With the price of land in Thimphu skyrocketing, people have been making the optimum use of their landholdings compromising parking spaces whenever a building comes up. Tenants are hence forced to park their cars along the roadside causing traffic congestion during rush hour.
This is against the Thromde’s rule of reserving 60 per cent of the plot boundary for the parking purposes or to come up with a basement parking. The Thromde is now restricting parking along the road in the core places where the problem is common. The thromde office announced its latest move in a bid to prevent parking of vehicles by the roadside and to let building owners adhere to the housing rule.
Cars parked along the road is inconvenient for other cars to commute, forcing other cars to slow down and manoeuvre around the parked vehicles causing traffic congestion especially in the morning and evening when office goers are back home and they park their cars along the road. Problems have been reported locally for years, with police called out regularly.
Some house owners say that the construction, especially around Olakha area, is over 10 years old which is why they didn’t build basement as a parking area. However, few also stated that the rule to build individual parking for each unit was there way before the construction boom.
Mindu Dorji, a House Owner in Olakha who constructed his house in 2005 confirms that the rule to reserve parking spaces from the individual plot was in place already. “Thromde had a rule that if we are building 10 unit house, we have to slot 10 parking spaces. For my house, I have 10 parking spaces for individual tenants. But I also can’t say that space is enough. When you are in Thimphu, so many relatives and families come to you. They drive their own car. And in some cases both the spouses have individual cars, which is why the problem keeps coming up,” he said.

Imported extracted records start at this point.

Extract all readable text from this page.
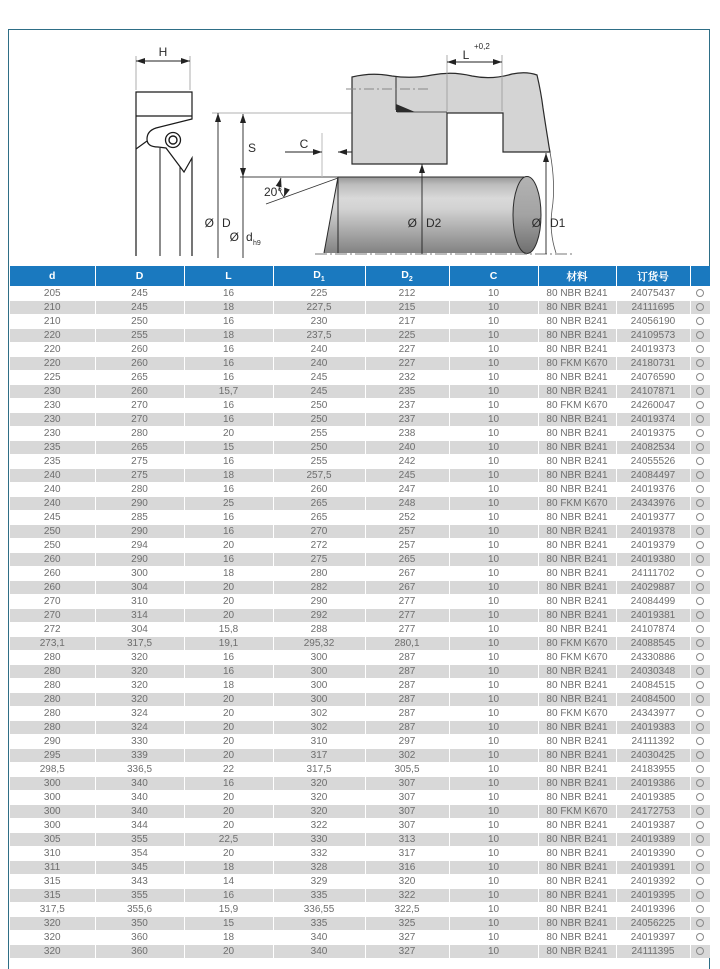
H
Ø D
S
Ø d h9
20°
C
L
+0,2
Ø D2	Ø D1
d	D	L	$D_1$	$D_2$	C	材料	订货号	
205	245	16	225	212	10	80 NBR B241	24075437	
210	245	18	227,5	215	10	80 NBR B241	24111695	
210	250	16	230	217	10	80 NBR B241	24056190	
220	255	18	237,5	225	10	80 NBR B241	24109573	
220	260	16	240	227	10	80 NBR B241	24019373	
220	260	16	240	227	10	80 FKM K670	24180731	
225	265	16	245	232	10	80 NBR B241	24076590	
230	260	15,7	245	235	10	80 NBR B241	24107871	
230	270	16	250	237	10	80 FKM K670	24260047	
230	270	16	250	237	10	80 NBR B241	24019374	
230	280	20	255	238	10	80 NBR B241	24019375	
235	265	15	250	240	10	80 NBR B241	24082534	
235	275	16	255	242	10	80 NBR B241	24055526	
240	275	18	257,5	245	10	80 NBR B241	24084497	
240	280	16	260	247	10	80 NBR B241	24019376	
240	290	25	265	248	10	80 FKM K670	24343976	
245	285	16	265	252	10	80 NBR B241	24019377	
250	290	16	270	257	10	80 NBR B241	24019378	
250	294	20	272	257	10	80 NBR B241	24019379	
260	290	16	275	265	10	80 NBR B241	24019380	
260	300	18	280	267	10	80 NBR B241	24111702	
260	304	20	282	267	10	80 NBR B241	24029887	
270	310	20	290	277	10	80 NBR B241	24084499	
270	314	20	292	277	10	80 NBR B241	24019381	
272	304	15,8	288	277	10	80 NBR B241	24107874	
273,1	317,5	19,1	295,32	280,1	10	80 FKM K670	24088545	
280	320	16	300	287	10	80 FKM K670	24330886	
280	320	16	300	287	10	80 NBR B241	24030348	
280	320	18	300	287	10	80 NBR B241	24084515	
280	320	20	300	287	10	80 NBR B241	24084500	
280	324	20	302	287	10	80 FKM K670	24343977	
280	324	20	302	287	10	80 NBR B241	24019383	
290	330	20	310	297	10	80 NBR B241	24111392	
295	339	20	317	302	10	80 NBR B241	24030425	
298,5	336,5	22	317,5	305,5	10	80 NBR B241	24183955	
300	340	16	320	307	10	80 NBR B241	24019386	
300	340	20	320	307	10	80 NBR B241	24019385	
300	340	20	320	307	10	80 FKM K670	24172753	
300	344	20	322	307	10	80 NBR B241	24019387	
305	355	22,5	330	313	10	80 NBR B241	24019389	
310	354	20	332	317	10	80 NBR B241	24019390	
311	345	18	328	316	10	80 NBR B241	24019391	
315	343	14	329	320	10	80 NBR B241	24019392	
315	355	16	335	322	10	80 NBR B241	24019395	
317,5	355,6	15,9	336,55	322,5	10	80 NBR B241	24019396	
320	350	15	335	325	10	80 NBR B241	24056225	
320	360	18	340	327	10	80 NBR B241	24019397	
320	360	20	340	327	10	80 NBR B241	24111395	
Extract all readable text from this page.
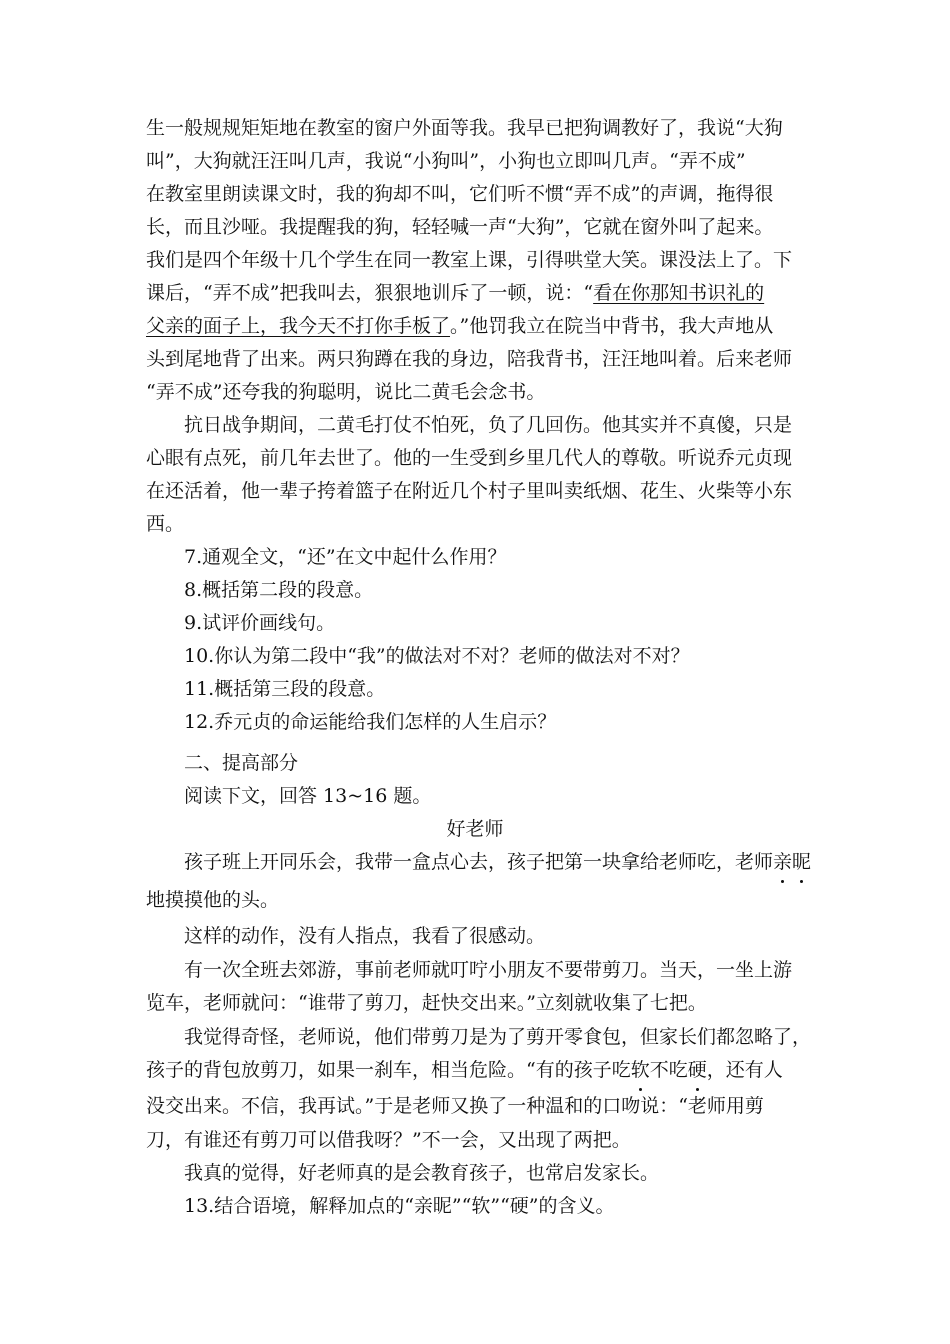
生一般规规矩矩地在教室的窗户外面等我。我早已把狗调教好了，我说“大狗
叫”，大狗就汪汪叫几声，我说“小狗叫”，小狗也立即叫几声。“弄不成”
在教室里朗读课文时，我的狗却不叫，它们听不惯“弄不成”的声调，拖得很
长，而且沙哑。我提醒我的狗，轻轻喊一声“大狗”，它就在窗外叫了起来。
我们是四个年级十几个学生在同一教室上课，引得哄堂大笑。课没法上了。下
课后，“弄不成”把我叫去，狠狠地训斥了一顿，说：“看在你那知书识礼的
父亲的面子上，我今天不打你手板了。”他罚我立在院当中背书，我大声地从
头到尾地背了出来。两只狗蹲在我的身边，陪我背书，汪汪地叫着。后来老师
“弄不成”还夸我的狗聪明，说比二黄毛会念书。
抗日战争期间，二黄毛打仗不怕死，负了几回伤。他其实并不真傻，只是
心眼有点死，前几年去世了。他的一生受到乡里几代人的尊敬。听说乔元贞现
在还活着，他一辈子挎着篮子在附近几个村子里叫卖纸烟、花生、火柴等小东
西。
7.通观全文，“还”在文中起什么作用？
8.概括第二段的段意。
9.试评价画线句。
10.你认为第二段中“我”的做法对不对？老师的做法对不对？
11.概括第三段的段意。
12.乔元贞的命运能给我们怎样的人生启示？
二、提高部分
阅读下文，回答 13~16 题。
好老师
孩子班上开同乐会，我带一盒点心去，孩子把第一块拿给老师吃，老师亲昵
地摸摸他的头。
这样的动作，没有人指点，我看了很感动。
有一次全班去郊游，事前老师就叮咛小朋友不要带剪刀。当天，一坐上游
览车，老师就问：“谁带了剪刀，赶快交出来。”立刻就收集了七把。
我觉得奇怪，老师说，他们带剪刀是为了剪开零食包，但家长们都忽略了，
孩子的背包放剪刀，如果一刹车，相当危险。“有的孩子吃软不吃硬，还有人
没交出来。不信，我再试。”于是老师又换了一种温和的口吻说：“老师用剪
刀，有谁还有剪刀可以借我呀？”不一会，又出现了两把。
我真的觉得，好老师真的是会教育孩子，也常启发家长。
13.结合语境，解释加点的“亲昵”“软”“硬”的含义。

Padma Lal, a Flat Owner in Bebena under the Thromde says that the parking problem in the area might be because of the conversion of the area from rural to Thromde. “Before Bebena was considered under the rural area. Maybe this is one of the reasons why they didn’t build a parking area. We have a wall constructed around the boundary. We were asked not to demolish the walls. Even if we build parking, it is a bit inconvenient. If we remove the wall, build parking, the water is going to clog the drain, making the house’s foundation weak,” he added.
Thimphu Thromde says the latest measure will allow them to carry out enforcement activity to keep roads clear of parked cars. They have even circulated notification asking all building owners to use the specified space within the registered plot boundary to park the vehicles. This is in accordance with Thromde’s Development Control Regulation 2016, “a residential building should have one parking slot for each dwelling unit with three or more bedrooms.”
Thimphu Thrompon Kinlay Dorjee says the rationale behind allowing six storied houses in place of five-storied is for the house owners to come up with basement parking and “not to turn it into shops and stores. Now if a house do not have enough space to park the car, and they choose to park along the road and if tenants are fined often, the tenants will also choose to find another house with enough parking. And if the house owners do not get even one month rent, it will be difficult for the owner to pay his loans. That’s why they should understand the complications and they should build a parking basement when we allow them to build six storied houses.”
He added that a time might come when people will have to dismantle shops and stores to convert the ground floor into a parking basement. To this, Thromde has been going around inspecting the areas. Traffic police have been strictly patrolling the areas to enforce the parking restrictions for the past few days.